Mas qual será a melhor palavra? De toda a língua portuguesa? Ou será brasileira?
Esperança?
Pandora?
Vitória?
Qual será a exata acepção dessa horda de gente de carne e osso que ninguém vê…
E circulam na rua, nos sinais de trânsito…
Ver, até podem, mas enxergar…
Fazer diferença, alterar o curso fatídico da história?
Ou será estória?
Ou será discreta catástrofe?
Mais um ou dois milímetros e mais, e uma alma vem ao mundo, a respirar oxigênio, a sair do útero tépido e líquido.
Para mergulhar na dureza da vida prática no dia-a-dia.
A precisar de outras mão que não apenas as suas…
A ver e sentir não apenas o que lhes mostram mas, sobretudo, o que a vida quer…
Sejamos sensíveis a essa miséria invisível que nos ronda à todos, e a todos os dias.
Precisamos nos despir do medo, do preconceito e até do nojo, do repúdio à essa miséria invisível.
Experimentemos dar-lhe feição humana, dar-lhe um nome, um lar, um alimento, uma escola, mas não sem esquecer do tempero fundamental das almas:
Do amor, do afeto, da afeição.
Da mão que afaga, que ampara, do casaco que aquece perdido nas ruas não apenas em corpos pobres debaixo de viadutos, mas que resguarda seres humanos.

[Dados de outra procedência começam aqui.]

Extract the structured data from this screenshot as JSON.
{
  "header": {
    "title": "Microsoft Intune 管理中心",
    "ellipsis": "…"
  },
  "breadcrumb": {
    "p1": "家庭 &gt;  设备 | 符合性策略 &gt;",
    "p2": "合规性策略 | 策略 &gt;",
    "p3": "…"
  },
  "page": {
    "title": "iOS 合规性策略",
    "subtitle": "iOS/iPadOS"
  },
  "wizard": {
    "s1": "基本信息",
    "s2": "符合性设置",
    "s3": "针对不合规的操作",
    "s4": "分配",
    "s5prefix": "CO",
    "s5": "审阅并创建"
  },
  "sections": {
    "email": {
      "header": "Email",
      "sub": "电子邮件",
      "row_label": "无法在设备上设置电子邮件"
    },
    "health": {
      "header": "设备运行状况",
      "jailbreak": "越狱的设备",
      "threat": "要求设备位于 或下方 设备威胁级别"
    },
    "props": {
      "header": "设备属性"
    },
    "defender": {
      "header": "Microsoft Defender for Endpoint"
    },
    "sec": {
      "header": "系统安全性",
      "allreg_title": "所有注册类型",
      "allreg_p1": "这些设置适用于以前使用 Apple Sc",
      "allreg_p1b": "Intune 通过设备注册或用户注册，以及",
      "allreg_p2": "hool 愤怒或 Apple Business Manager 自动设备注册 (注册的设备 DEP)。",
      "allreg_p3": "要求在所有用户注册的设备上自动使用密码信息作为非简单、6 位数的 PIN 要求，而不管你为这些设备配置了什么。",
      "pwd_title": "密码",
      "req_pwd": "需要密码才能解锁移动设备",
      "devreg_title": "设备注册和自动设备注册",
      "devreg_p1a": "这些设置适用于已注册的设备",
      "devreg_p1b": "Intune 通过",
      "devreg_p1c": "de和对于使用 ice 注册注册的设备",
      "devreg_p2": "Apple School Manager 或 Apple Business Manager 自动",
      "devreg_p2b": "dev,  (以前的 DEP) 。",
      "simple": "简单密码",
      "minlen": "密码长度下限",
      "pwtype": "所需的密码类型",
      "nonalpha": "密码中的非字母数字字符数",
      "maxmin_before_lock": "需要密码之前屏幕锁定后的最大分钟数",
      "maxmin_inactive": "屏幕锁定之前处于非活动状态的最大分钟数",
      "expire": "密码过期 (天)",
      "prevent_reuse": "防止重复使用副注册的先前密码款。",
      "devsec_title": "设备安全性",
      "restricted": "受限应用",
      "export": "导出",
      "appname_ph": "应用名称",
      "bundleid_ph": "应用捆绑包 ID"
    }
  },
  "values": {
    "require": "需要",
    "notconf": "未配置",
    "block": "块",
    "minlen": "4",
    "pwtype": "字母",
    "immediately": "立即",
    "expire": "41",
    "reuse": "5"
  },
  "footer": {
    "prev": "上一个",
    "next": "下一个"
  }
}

Busquemos dar-lhes essa tal dignidade que todo e qualquer ser humano tem o direito, (e não é favor) reconhecer, mas que todos, sem exceção merecem ter: DIGNIDADE.
CONSTITUIÇÃO DA REPÚBLICA FEDERATIVA DO BRASIL DE 1988
Art. 1º A República Federativa do Brasil, formada pela união indissolúvel dos Estados e Municípios e do Distrito Federal, constitui-se em Estado Democrático de Direito e tem como fundamentos:
(…)
III – a dignidade da pessoa humana;
(…)
Talvez se conseguirmos fazer um décimo disso tudo, um minimum.
Se guiarmos uma mão para escrever a última vogal.
O “U” de Utopia.
Um dia seremos capazes de alcançar a justiça social, um dia seremos capazes de fazer e, da simples curiosidade transformá-la em uma descoberta científica: ao afirmarmos a humanidade do outro, garantirmos firmemente não só a nossa sobrevivência, mas principalmente, a paz. Garantirmos um mundo melhor para os nossos filhos, netos, bisnetos, vizinhos e até (pasmem) inimigos.
Não se espere recompensas, medalhas, brios próprios da vaidade.
Não há recompensa em fazer o óbvio.
Mas que possamos identificar que por detrás de cada homem, cada mulher há um sentimento bom da inclusão, de que os fazem partilhar um projeto de ser feliz.
Ou tentar ser feliz (pelo menos)
A criança de hoje será o velho de amanhã.
Se matarmos precocemente essas crianças, não haverá terceira idade, não haverá necessidade de se dar prerrogativas ao idoso. Não haverá o amanhã.
ARMINDA ABERASTURY, in verbis:
“as modificações psicológicas que se produzem neste período, e que são correlatas de modificações corporais, levam a uma nova relação com os pais e com o mundo” (em Adolescência. Porto Alegre: Artes Médicas, 1980, p. 24).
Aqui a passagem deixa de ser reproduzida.